Another possibility would be that strong upvote/downvote costs the casting user one karma.

[Edited to clarify]

I find the way your example is written is a bit unclear (perhaps a less confusing phrasing is e.g. "two strong upvotes (each worth +6)"). I understood what you were trying to say but I had to read it a few times. By my understanding: that you are not convinced that just 5 strong votes should not be worth the same as 11 votes which include some strong votes, or fifteen regular votes.

To make things perhaps more confusing I'm not sure everyone has the same multiplier between regular and strong votes. Initially a regular vote is worth 1 and a strong vote 2, now my regular votes are worth 1 and strong votes are worth 3. So at the very least the 3x multiplier is not the same for newer users.

I can also see the potential of people trying to balance out the fact that their votes are worth less by doing strong votes, or generally people not being completely consistent between what they count as a strong vote and what they just count as a regular vote (e.g. between days or depending on the mood, or on the type of post) . I expect between people there is also likely variation of how strongly they need to agree to something before they strong vote it.

Adding a cost to the strong votes would certainly make people less likely to strong vote, but having it as a 'fixed fine' of 1 will make no real difference if you have a lot of karma, but if you have less karma it will make more of one (e.g. I believe you need a certain amount of karma to add coauthors to posts). So for newer users this would be both having their votes be worth less in comparison and higher costs for them using the strong votes, which I do not think is a good idea.

Thanks -- edited to try to clarify that the +2/+6 were example values. I believe you are correct that the ratio is not the same; the most recent chart I have seen is here which suggests that the ratio can be up to 5:1.

I could see an argument for a scaled loss of karma for strongvotes depending on how many points one's strongvotes were worth. I would view this as a transfer of karma, at least where strongupvotes are concerned, rather than a "fine." I pulled the -1 suggestion from Stack Overflow, where all downvotes incur -1 to reputation. 

I'd be interested in a look at the ratios of upvotes to agreements. Like, one of the hall of fame posts has three times as many upvotes as agreements, which seems to indicate that it's a controversial opinion at least. 

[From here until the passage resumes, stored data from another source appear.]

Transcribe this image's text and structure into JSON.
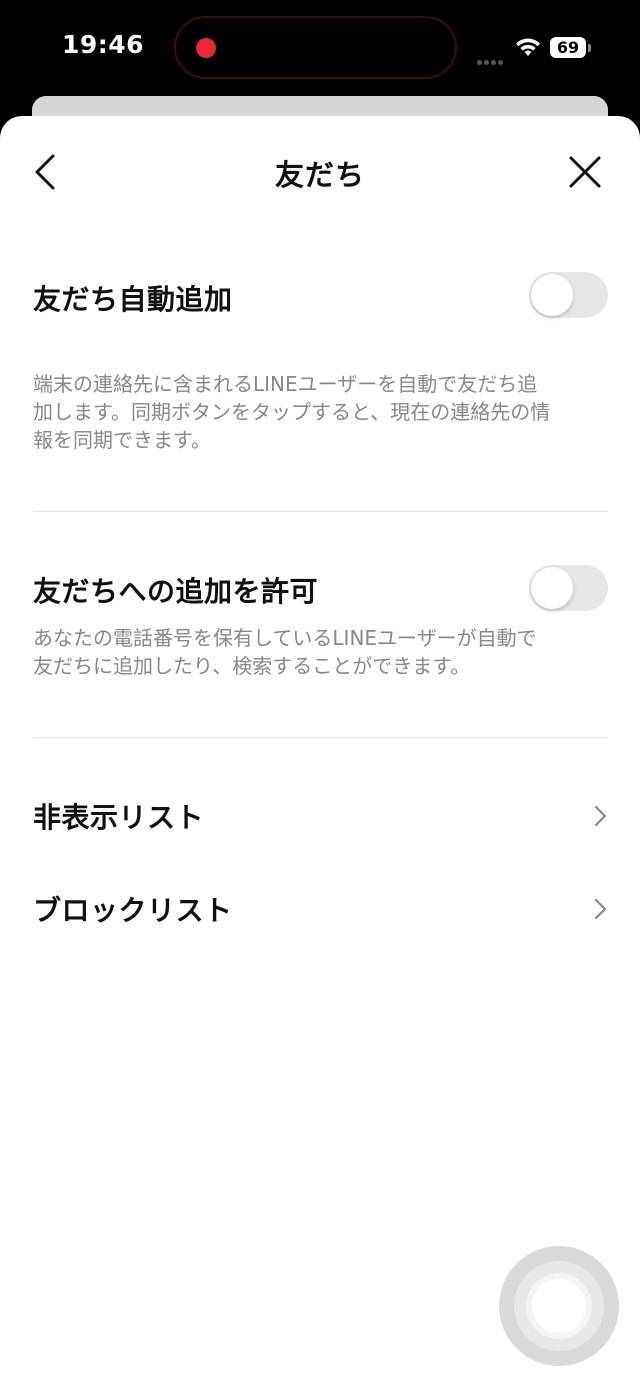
{
  "status_bar": {
    "time": "19:46",
    "battery": "69",
    "icons": [
      "recording-dot",
      "signal-dots",
      "wifi-icon",
      "battery-icon"
    ]
  },
  "header": {
    "title": "友だち",
    "back_icon": "chevron-left-icon",
    "close_icon": "close-icon"
  },
  "settings": {
    "auto_add": {
      "title": "友だち自動追加",
      "desc_lines": [
        "端末の連絡先に含まれるLINEユーザーを自動で友だち追",
        "加します。同期ボタンをタップすると、現在の連絡先の情",
        "報を同期できます。"
      ],
      "enabled": false
    },
    "allow_add": {
      "title": "友だちへの追加を許可",
      "desc_lines": [
        "あなたの電話番号を保有しているLINEユーザーが自動で",
        "友だちに追加したり、検索することができます。"
      ],
      "enabled": false
    }
  },
  "nav": {
    "hidden_list": "非表示リスト",
    "block_list": "ブロックリスト"
  },
  "colors": {
    "toggle_off": "#e6e6e8",
    "recording": "#e8283a",
    "text_primary": "#111111",
    "text_secondary": "#888888"
  }
}
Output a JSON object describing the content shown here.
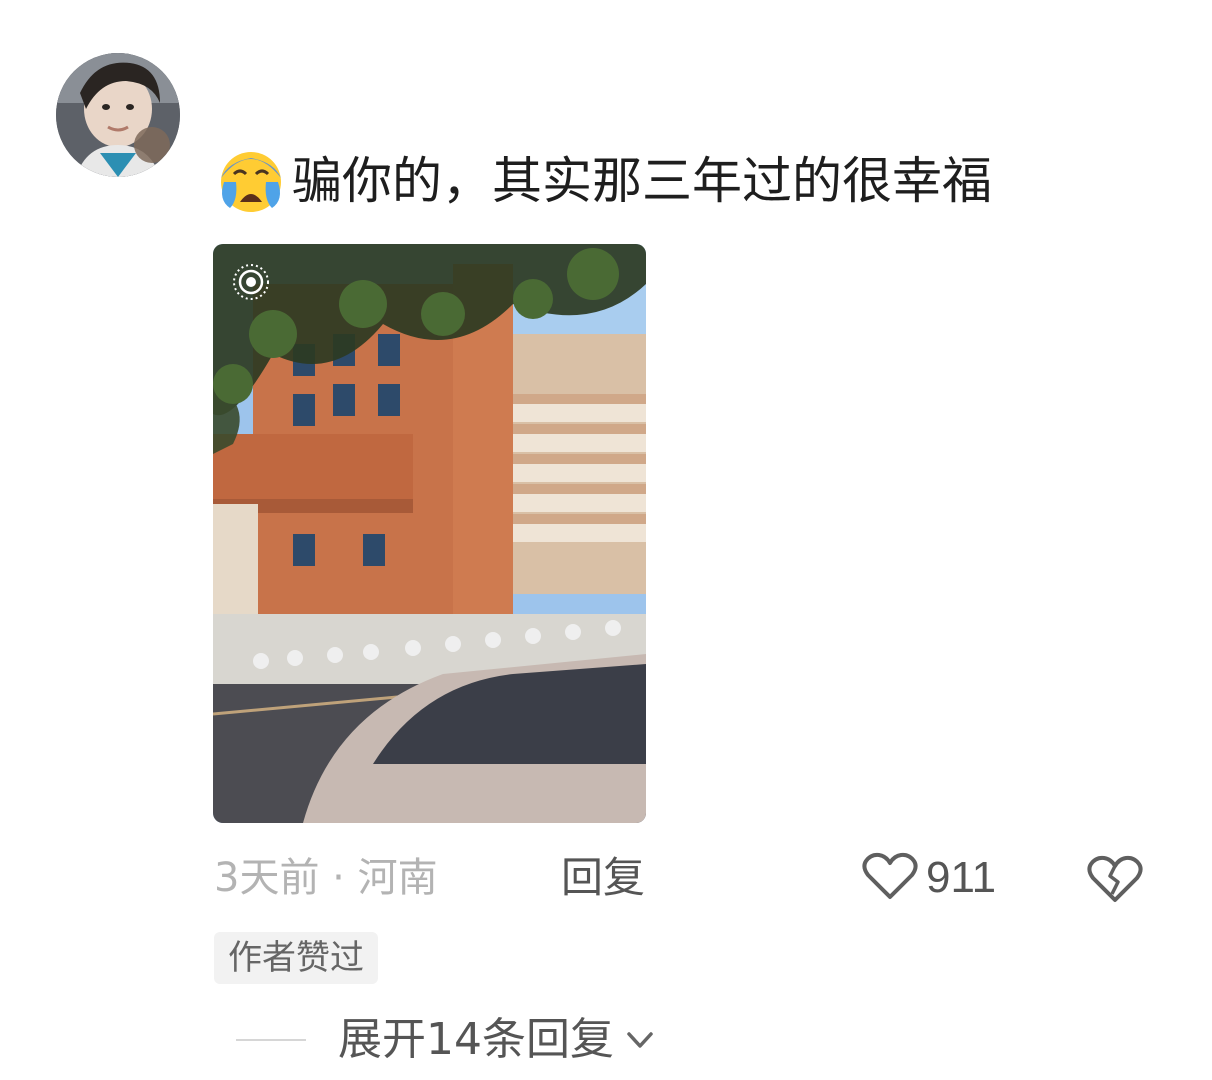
{
  "comment": {
    "text": "骗你的，其实那三年过的很幸福",
    "emoji_icon": "loudly-crying-face-icon",
    "has_photo": true,
    "photo_live_icon": "live-photo-icon"
  },
  "meta": {
    "time_location": "3天前 · 河南",
    "reply_label": "回复",
    "like_count": "911",
    "like_icon": "heart-outline-icon",
    "dislike_icon": "broken-heart-icon"
  },
  "badge": {
    "label": "作者赞过"
  },
  "replies": {
    "expand_label": "展开14条回复",
    "chevron_icon": "chevron-down-icon"
  },
  "colors": {
    "secondary_text": "#b3b3b3",
    "action_text": "#555555",
    "badge_bg": "#f2f2f2"
  }
}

Unsurprisingly there is a strong relationship between overall karma and agreement

I'm not sure a strong correlation here is super unsurprising, and, even if it is, I can think of two rather different explanations:

  1. Despite the split regular/agreement karma system's raison d'etre being to separate out evaluations of usefulness from evaluations of agreement, people are implicitly biased and, on average, rate comments they agree with as better contributions than they really are.
  2. There's a positive correlation between what people tend to agree with, and what's actually true. There's also a positive correlation between what's a useful contribution, and what's true. Therefore, there's a positive correlation between agreement karma (comments people tend to agree with) and regular karma (comments that make useful contributions).

One could view these two explanations as forming an axis, with (1) being at the "(EA Forum voting is) epistemically unvirtuous" end and (2) being at the "epistemically virtuous" end. I personally suspect voting is closer to virtuous than unvirtuous, but I wouldn't take this as given, and I also suspect that, in theory at least, there's room for improvement. (In practice, though, steering voting further in the epistemically virtuous direction may be difficult. I tried thinking for five minutes but couldn't come up with any potentially promising interventions.)

There's a 3rd reason, which I expect is the biggest contributor. Number of readers of the post/comment.

I think this 3rd explanation can be decomposed into the first two (and possibly others that I haven't laid out)?

(For what it's worth, I agree with a "You don’t have to respond to every comment" norm. So, don't feel obligated to reply, especially if you think—as may well be the case—that I'm talking past you and/or that I'm missing something and the resulting inferential distance is large.)

I enjoyed the way this post was written -- nice work!